I have just gotten through the first 5 pages of the essay you sent me today, and it appears to me that you are intent on doing what you are accusing James White of doing -- that is, denying or overlooking the syntax of John 3:16 and John 6:44. You make a lot of repetitive references to the generic use of the subjunctive in Greek but fail to account for both the use of subjunctive+hina and the case of third-class condition.

Mounce's Basics of Biblical Greek plainly says that hina+subjunctive indicates purpose -- either in an affirmative sense of purpose or in a prohibitive sense of purpose. I refer you to the examples on pg 287.

Wallace's Greek Grammar Beyond the Basics says this:
The single most common category of the subjunctive in the NT is after "hina", comprising about one-third of all subjunctive instances. There are seven basic uses included in this construction: purpose, result, purpose-result, substantival, epexegetical, complimentary, and command.
Specifically, Wallace refers to John 3:16 as an example of "purpose-result" hina clause. Wallace states that this usage "indicates both the intention and its sure result". The other passage Wallace uses as an example of this is Phil 2:9-11, and you are welcome to draw your own conclusion about that.You may refer to pp. 471-477 in Wallace if you have questions about this issue.

Regarding John 6:44, you are right to say that the subjunctive used is a third-class condition -- but the condition is not the raising but the drawing! The raising -- which is the basis for White's exegetical assertion on John 6:44 -- is not subjunctive but future indicative. No man can come, says the verse, unless something happens: unless (ean me) God draws him. The subjunctive condition is that God's drawing is the only thing which allows a man to come. Wallace calls this the condition of "logical connection" (pg 696) in which B can only happen if condition A if fulfilled. Jn 6:44a says exactly this: Man can come if and only if God draws him. The balance of the verse -- "and I will raise him up at the last day" -- is not conditional: it is strictly affirmative, strictly what will be done by Christ. The question is only "to whom?" The "him" in 6:44b is the man whom God draws. Man can come if and only if God draws, and this man Christ will raise up at the last day. The raising, as future indicative, is certain, and it is based only on the drawing of the Father.

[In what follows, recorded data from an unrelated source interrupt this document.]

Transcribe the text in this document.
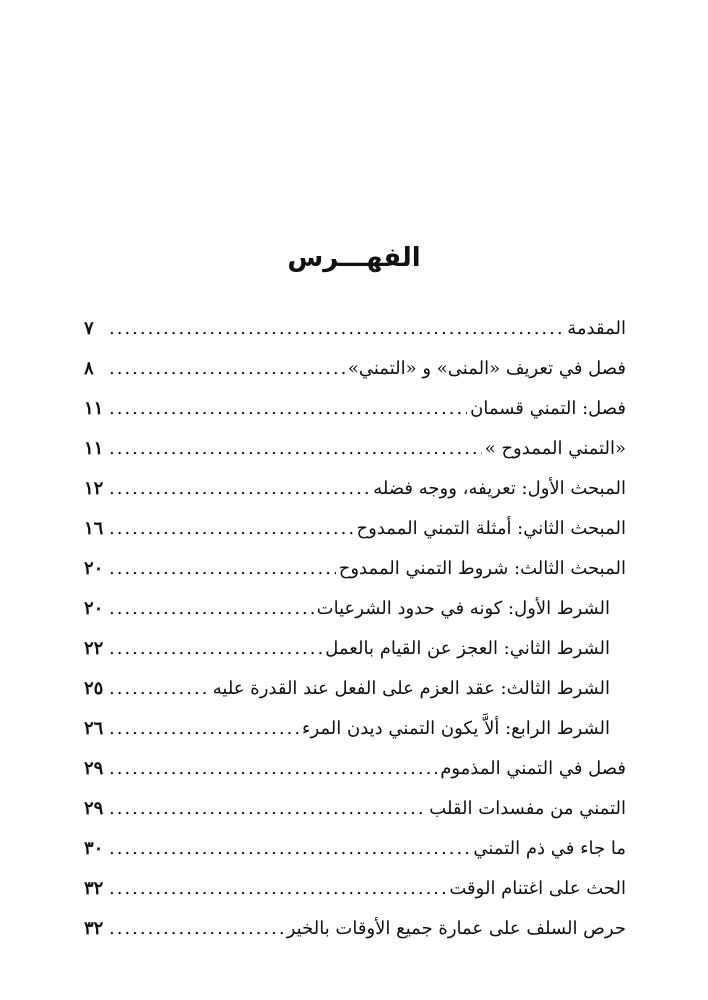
الفهـــرس
المقدمة
.....
٧
فصل في تعريف «المنى» و «التمني»
.....
٨
فصل: التمني قسمان
.....
١١
«التمني الممدوح »
.....
١١
المبحث الأول: تعريفه، ووجه فضله
.....
١٢
المبحث الثاني: أمثلة التمني الممدوح
.....
١٦
المبحث الثالث: شروط التمني الممدوح
.....
٢٠
الشرط الأول: كونه في حدود الشرعيات
.....
٢٠
الشرط الثاني: العجز عن القيام بالعمل
.....
٢٢
الشرط الثالث: عقد العزم على الفعل عند القدرة عليه
.....
٢٥
الشرط الرابع: ألاَّ يكون التمني ديدن المرء
.....
٢٦
فصل في التمني المذموم
.....
٢٩
التمني من مفسدات القلب
.....
٢٩
ما جاء في ذم التمني
.....
٣٠
الحث على اغتنام الوقت
.....
٣٢
حرص السلف على عمارة جميع الأوقات بالخير
.....
٣٢
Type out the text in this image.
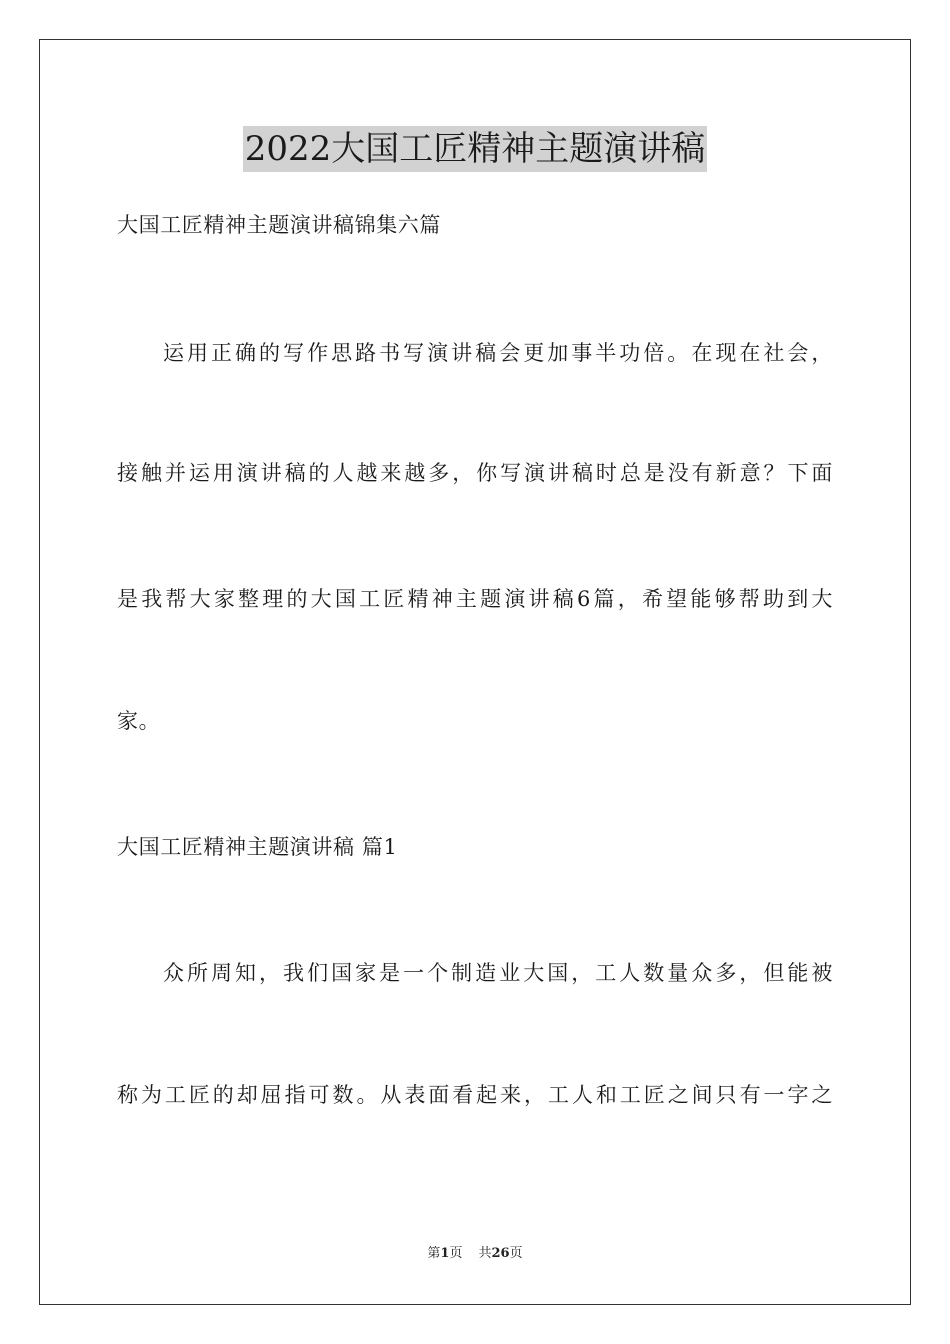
2022大国工匠精神主题演讲稿
大国工匠精神主题演讲稿锦集六篇
运用正确的写作思路书写演讲稿会更加事半功倍。在现在社会，
接触并运用演讲稿的人越来越多，你写演讲稿时总是没有新意？下面
是我帮大家整理的大国工匠精神主题演讲稿6篇，希望能够帮助到大
家。
大国工匠精神主题演讲稿 篇1
众所周知，我们国家是一个制造业大国，工人数量众多，但能被
称为工匠的却屈指可数。从表面看起来，工人和工匠之间只有一字之
第1页 共26页
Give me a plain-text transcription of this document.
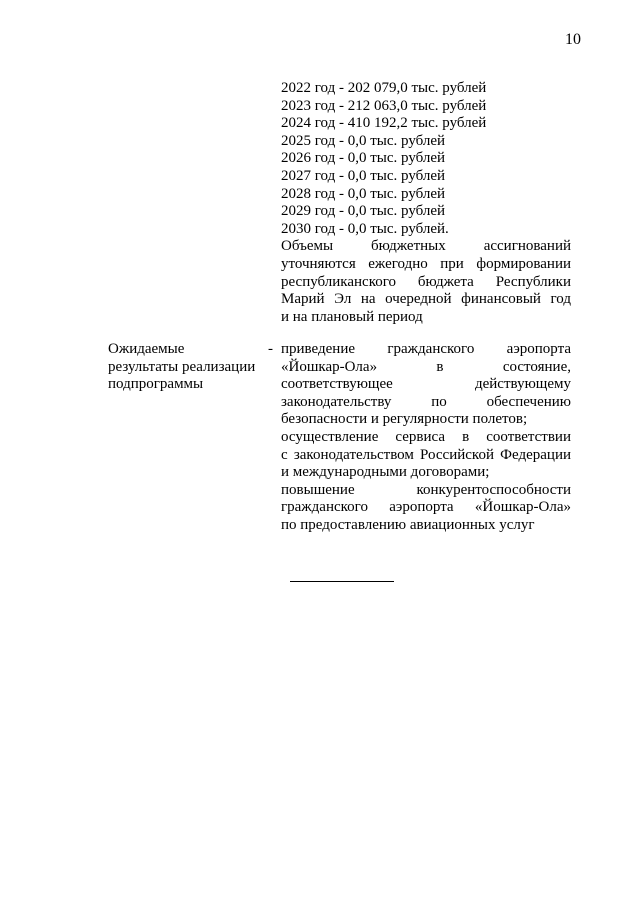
10
2022 год - 202 079,0 тыс. рублей
2023 год - 212 063,0 тыс. рублей
2024 год - 410 192,2 тыс. рублей
2025 год - 0,0 тыс. рублей
2026 год - 0,0 тыс. рублей
2027 год - 0,0 тыс. рублей
2028 год - 0,0 тыс. рублей
2029 год - 0,0 тыс. рублей
2030 год - 0,0 тыс. рублей.
Объемы бюджетных ассигнований
уточняются ежегодно при формировании
республиканского бюджета Республики
Марий Эл на очередной финансовый год
и на плановый период
Ожидаемые
результаты реализации
подпрограммы
- приведение гражданского аэропорта
«Йошкар-Ола» в состояние,
соответствующее действующему
законодательству по обеспечению
безопасности и регулярности полетов;
осуществление сервиса в соответствии
с законодательством Российской Федерации
и международными договорами;
повышение конкурентоспособности
гражданского аэропорта «Йошкар-Ола»
по предоставлению авиационных услуг
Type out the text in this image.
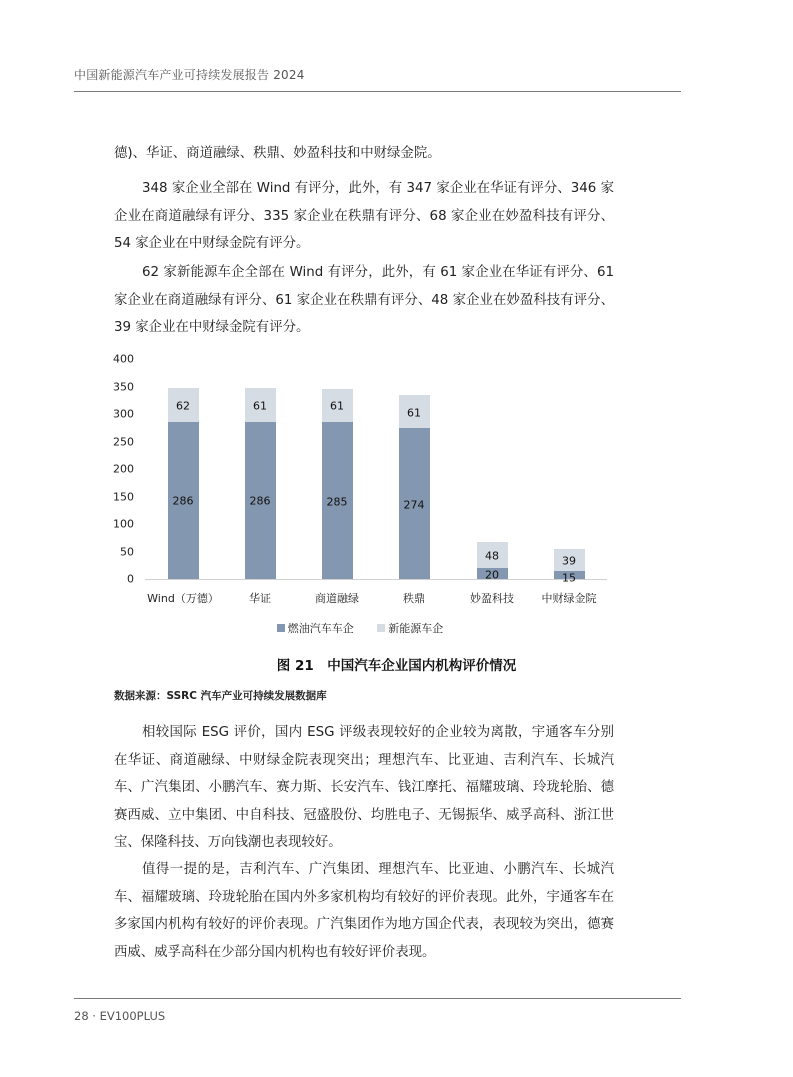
中国新能源汽车产业可持续发展报告 2024

德)、华证、商道融绿、秩鼎、妙盈科技和中财绿金院。

348 家企业全部在 Wind 有评分，此外，有 347 家企业在华证有评分、346 家企业在商道融绿有评分、335 家企业在秩鼎有评分、68 家企业在妙盈科技有评分、54 家企业在中财绿金院有评分。

62 家新能源车企全部在 Wind 有评分，此外，有 61 家企业在华证有评分、61 家企业在商道融绿有评分、61 家企业在秩鼎有评分、48 家企业在妙盈科技有评分、39 家企业在中财绿金院有评分。

0
50
100
150
200
250
300
350
400
62
286
61
286
61
285
61
274
48
20
39
15
Wind（万德）	华证	商道融绿	秩鼎	妙盈科技	中财绿金院
燃油汽车车企	新能源车企
图 21　中国汽车企业国内机构评价情况
数据来源：SSRC 汽车产业可持续发展数据库

相较国际 ESG 评价，国内 ESG 评级表现较好的企业较为离散，宇通客车分别在华证、商道融绿、中财绿金院表现突出；理想汽车、比亚迪、吉利汽车、长城汽车、广汽集团、小鹏汽车、赛力斯、长安汽车、钱江摩托、福耀玻璃、玲珑轮胎、德赛西威、立中集团、中自科技、冠盛股份、均胜电子、无锡振华、威孚高科、浙江世宝、保隆科技、万向钱潮也表现较好。

值得一提的是，吉利汽车、广汽集团、理想汽车、比亚迪、小鹏汽车、长城汽车、福耀玻璃、玲珑轮胎在国内外多家机构均有较好的评价表现。此外，宇通客车在多家国内机构有较好的评价表现。广汽集团作为地方国企代表，表现较为突出，德赛西威、威孚高科在少部分国内机构也有较好评价表现。

28 · EV100PLUS
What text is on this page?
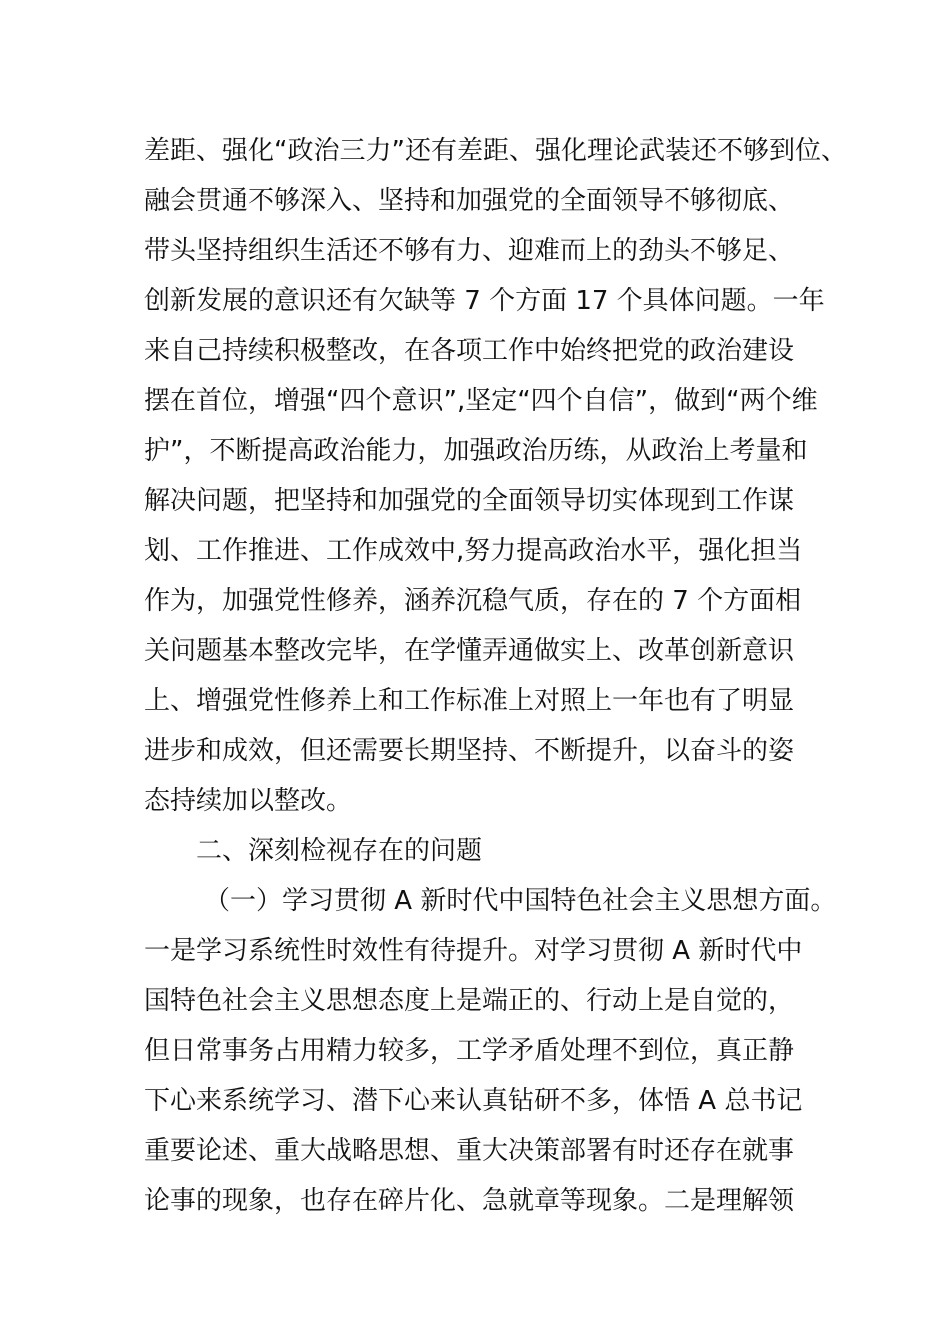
差距、强化“政治三力”还有差距、强化理论武装还不够到位、
融会贯通不够深入、坚持和加强党的全面领导不够彻底、
带头坚持组织生活还不够有力、迎难而上的劲头不够足、
创新发展的意识还有欠缺等 7 个方面 17 个具体问题。一年
来自己持续积极整改，在各项工作中始终把党的政治建设
摆在首位，增强“四个意识”,坚定“四个自信”，做到“两个维
护”，不断提高政治能力，加强政治历练，从政治上考量和
解决问题，把坚持和加强党的全面领导切实体现到工作谋
划、工作推进、工作成效中,努力提高政治水平，强化担当
作为，加强党性修养，涵养沉稳气质，存在的 7 个方面相
关问题基本整改完毕，在学懂弄通做实上、改革创新意识
上、增强党性修养上和工作标准上对照上一年也有了明显
进步和成效，但还需要长期坚持、不断提升，以奋斗的姿
态持续加以整改。
二、深刻检视存在的问题
（一）学习贯彻 A 新时代中国特色社会主义思想方面。
一是学习系统性时效性有待提升。对学习贯彻 A 新时代中
国特色社会主义思想态度上是端正的、行动上是自觉的，
但日常事务占用精力较多，工学矛盾处理不到位，真正静
下心来系统学习、潜下心来认真钻研不多，体悟 A 总书记
重要论述、重大战略思想、重大决策部署有时还存在就事
论事的现象，也存在碎片化、急就章等现象。二是理解领
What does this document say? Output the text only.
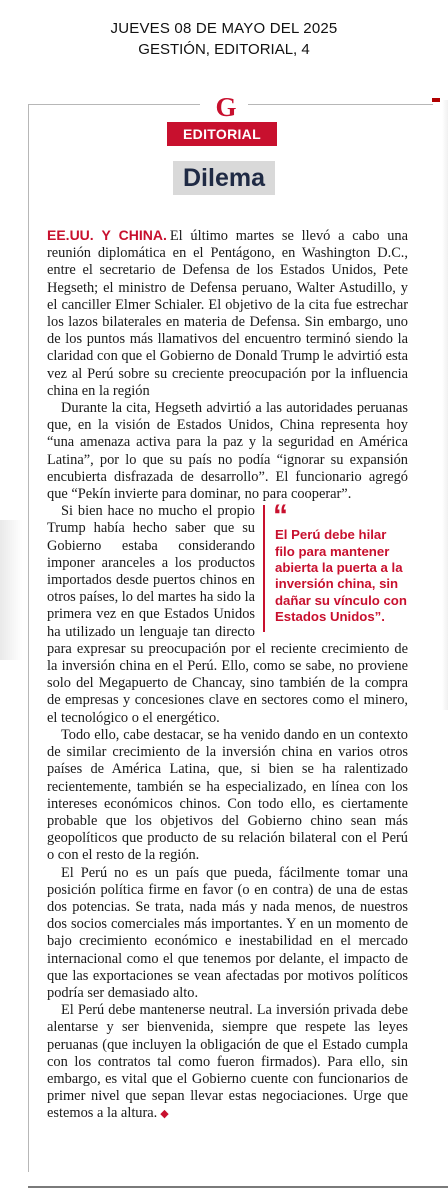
JUEVES 08 DE MAYO DEL 2025
GESTIÓN, EDITORIAL, 4
G
EDITORIAL
Dilema

EE.UU. Y CHINA. El último martes se llevó a cabo una reunión diplomática en el Pentágono, en Washington D.C., entre el secretario de Defensa de los Estados Unidos, Pete Hegseth; el ministro de Defensa peruano, Walter Astudillo, y el canciller Elmer Schialer. El objetivo de la cita fue estrechar los lazos bilaterales en materia de Defensa. Sin embargo, uno de los puntos más llamativos del encuentro terminó siendo la claridad con que el Gobierno de Donald Trump le advirtió esta vez al Perú sobre su creciente preocupación por la influencia china en la región

Durante la cita, Hegseth advirtió a las autoridades peruanas que, en la visión de Estados Unidos, China representa hoy “una amenaza activa para la paz y la seguridad en América Latina”, por lo que su país no podía “ignorar su expansión encubierta disfrazada de desarrollo”. El funcionario agregó que “Pekín invierte para dominar, no para cooperar”.

“
El Perú debe hilar filo para mantener abierta la puerta a la inversión china, sin dañar su vínculo con Estados Unidos”.
Si bien hace no mucho el propio Trump había hecho saber que su Gobierno estaba considerando imponer aranceles a los productos importados desde puertos chinos en otros países, lo del martes ha sido la primera vez en que Estados Unidos ha utilizado un lenguaje tan directo para expresar su preocupación por el reciente crecimiento de la inversión china en el Perú. Ello, como se sabe, no proviene solo del Megapuerto de Chancay, sino también de la compra de empresas y concesiones clave en sectores como el minero, el tecnológico o el energético.

Todo ello, cabe destacar, se ha venido dando en un contexto de similar crecimiento de la inversión china en varios otros países de América Latina, que, si bien se ha ralentizado recientemente, también se ha especializado, en línea con los intereses económicos chinos. Con todo ello, es ciertamente probable que los objetivos del Gobierno chino sean más geopolíticos que producto de su relación bilateral con el Perú o con el resto de la región.

El Perú no es un país que pueda, fácilmente tomar una posición política firme en favor (o en contra) de una de estas dos potencias. Se trata, nada más y nada menos, de nuestros dos socios comerciales más importantes. Y en un momento de bajo crecimiento económico e inestabilidad en el mercado internacional como el que tenemos por delante, el impacto de que las exportaciones se vean afectadas por motivos políticos podría ser demasiado alto.

El Perú debe mantenerse neutral. La inversión privada debe alentarse y ser bienvenida, siempre que respete las leyes peruanas (que incluyen la obligación de que el Estado cumpla con los contratos tal como fueron firmados). Para ello, sin embargo, es vital que el Gobierno cuente con funcionarios de primer nivel que sepan llevar estas negociaciones. Urge que estemos a la altura. ◆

Your approach to John 3:16, John 6:44 and these issue indicates you are either not aware or are unwilling to admit that the two most common introductory texts to NT Greek both contradict you. In the worst case, if you are right and they are wrong, White is making an error taught to almost every English-speaking student of Greek through these two texts. But how likely is it, really, that the two most common texts for teaching introductory NT Greek are both wrong and you are right?

My suggestion to you, sir, is that you abandon your quest to prove that any Calvinist (let alone James White) is practicing grammatical voodoo with the NT. Even if the rest of your paper has any valid points, the type of bias demonstrated in the first argument you provide poisons the well.